Eine Initiative zur Errichtung eines Gastarbeiter*innen Denkmals

Wenn wir Gastarbeiter*innen anerkennen, dann werden wir vielen Nachkommen dieser Gastarbeiter*innen Mut geben und ihnen auch erleichtern sich mit unserem Land Österreich zu identifizieren und dieses auch als eigene Heimat zu sehen. 

"GASTARBAJTERI"

 

„Ich begrüße Sie in Zuneigung. Ich möchte Ihnen sagen, dass ich mir Wien ohne Sie nicht vorstellen kann. Sie sind ein Teil unserer Stadt. So unwiederbringlich wie die Donau oder der Stephansdom. Ob türkische Staatsbürger oder Jugoslawen, die Gastarbeiter haben das Land aufgebaut. Das muss man feiern, das ist ja die Geschichte Österreichs.“

(1) Helmut Zilk (Bürgermeister der Stadt Wien, im Juni 1989)

 

Leider folgten diesen herzlichen Worten nur wenig Taten seitens der Politik zur Erinnerung der Leistungen der Gastarbeiter*innen.

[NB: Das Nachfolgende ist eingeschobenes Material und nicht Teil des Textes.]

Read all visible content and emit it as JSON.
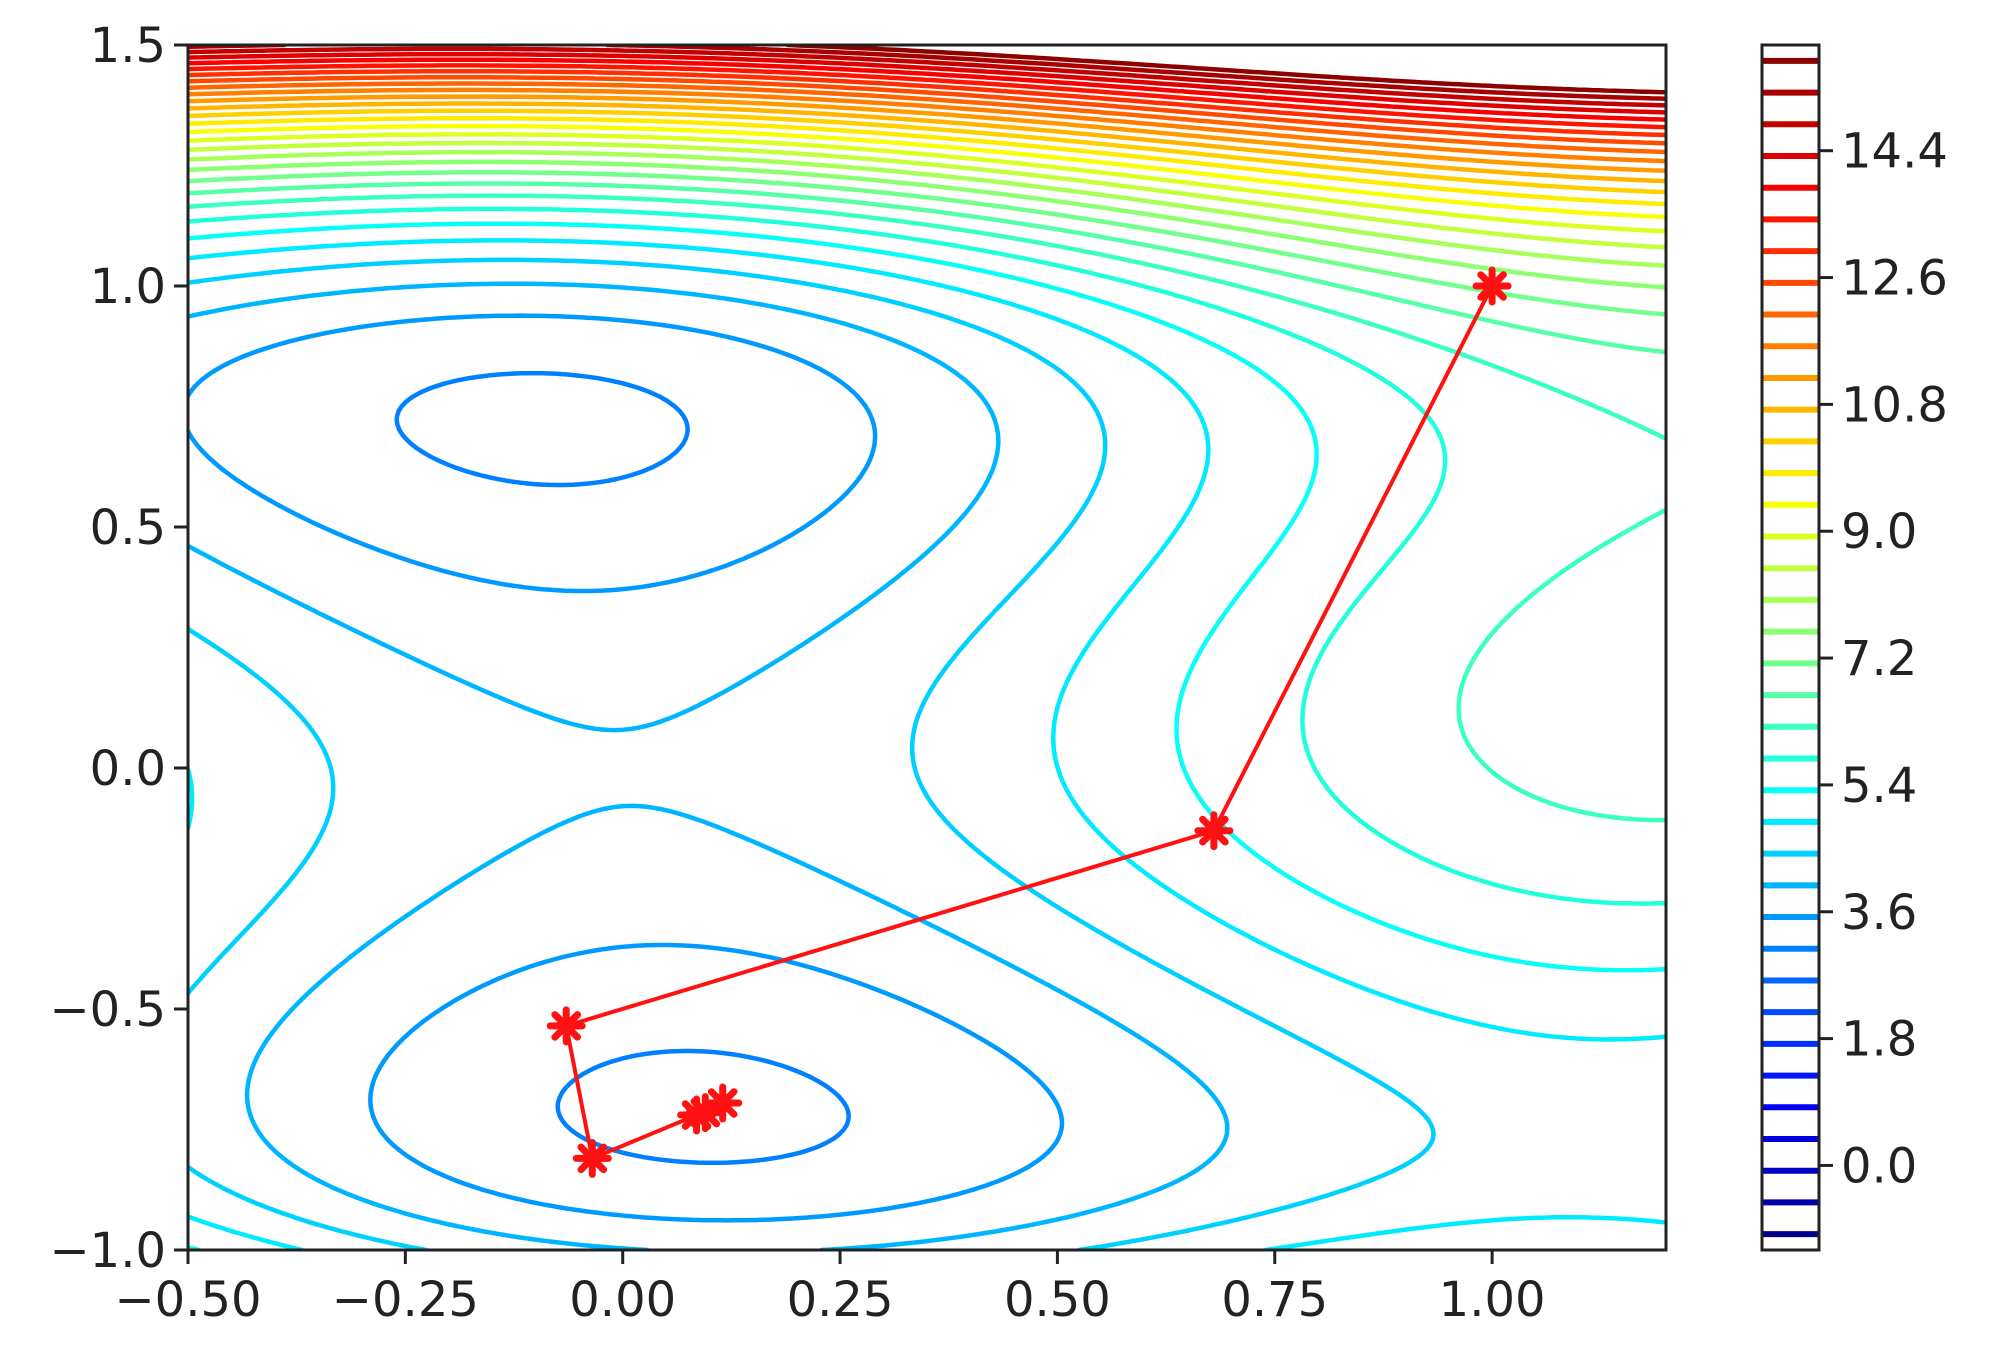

Deshalb habe ich eine Initiative zur Errichtung eines Gastarbeiter*innen-Denkmals ins Leben gerufen. Diese Initiative soll ein Anstoß für einen Schulterschluss verschiedener migrantischer und nichtmigrantischer Organisationen sein, die eine Thematisierung des Fehlens und die Errichtung eines Denkmals fordern. Wir, die österreichische Gesellschaft,  wollen an die Leistungen jener Frauen und Männer erinnern, die als Arbeitskräfte gekommen sind, die Stadt und auch das Land mit aufgebaut haben, und ein wichtiger mitgestaltender Teil unseres Landes geworden sind: an der Errichtung unserer Autobahnen, der Wiener U-Bahnen, der Uno-City und vieler anderer Bauten, die zur Modernisierung Österreichs und Wiens beitrugen, sowie der Pflege von Menschen ….leisteten vor allem aus damaligen Jugoslawien und aus der Türkei stammende Gastarbeiter*innen, aber auch Menschen aus vielen anderen Nationen einen wesentlichen Beitrag. So begann die Geschichte einer besonderen Form der Migration im Nachkriegseuropa, die von der ursprünglichen Vorstellung, Arbeiter*innen je nach Bedarf stets durch neue zu ersetzen, zunehmend abwich. Die angeworbenen Arbeitskräfte selbst, aber auch das politische System waren nicht auf den Verbleib der Gastarbeiter*innen ausgerichtet. Nicht nur die Verweildauer, auch der Grad an Versorgung entsprach nicht dem, was man einem Gast zumuten möchte, sondern eher jenen schlechten Verhältnissen gegen die österreichische Arbeiter*innen eine Generation zuvor bereits aufbegehrt und auch Rechte erkämpft hatten. Schlechte Wohn- und Arbeitsbedingungen hinterließen ihre Spuren bei vielen der damals zugewanderten Menschen, die anfangs ohne der eigenen Kinder (die größtenteils in ihrem Heimatland bei den Großeltern in Obhut waren) das Leben in Österreich bestritten. Dieses und andere Opfer wurden viel zu lange von der Zuwanderungsgesellschaft nicht wahrgenommen.  Man hatte lange gearbeitet, Kinder und Enkelkinder hier aufwachsen gesehen und dennoch weder die gleichen Rechte zugestanden bekommen und selten eine positive Anerkennung erfahren. Sie aber haben jenes prosperierende Österreich mit aufgebaut, von dem alle heute noch profitieren. Auch in politischer Hinsicht trugen Migrant*innen zum Wandel und zur Öffnung der Gesellschaft bei. Sie kämpften gegen Ausländerfeindlichkeit und für die Erlangung und Erweiterung ihrer Rechte, und engagierten sich in Gewerkschaften und Vereinen.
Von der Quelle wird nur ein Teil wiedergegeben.